Kuwaiti politician and journalist (1915–2001)

Abdulaziz Fahad Al-Masaeed (عبد العزيز فهد المساعيد; 1915 – July 9, 2001) was a Kuwaiti journalist, businessman, and member of parliament. He founded Kuwait's first newspaper, Alrai Alaam, in 1961.

== Background ==
Abdulaziz Al-Masaeed was born in 1915 in the Sheikhdom of Kuwait, and was a member of parliament from 1967 to 1971. He contested the 1981 parliamentary elections but lost. He contested the 1990 Kuwaiti National Council election and was elected its chairman.
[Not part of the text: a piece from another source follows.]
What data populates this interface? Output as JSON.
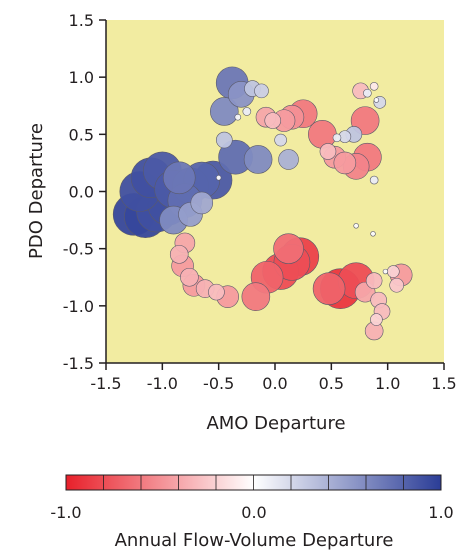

== Journalistic activity ==
In April 1961, Al-Masaeed launched Al Rai Alaam, the first newspaper in Kuwait. Al Masaeed was both the owner and the publisher of the newspaper that was initially published in Beirut, Lebanon. Later it was relaunched as a daily based in Kuwait. In 1965, he founded the weekly magazine Al-Seyassah with Kuwaiti journalist Ahmed Al-Jarallah as its editor-in-chief. He was a founding member of the Kuwait journalists association and called the dean of the Kuwaiti press. He was Editor-in-Chief of the English newspaper “The Daily News” in 1964.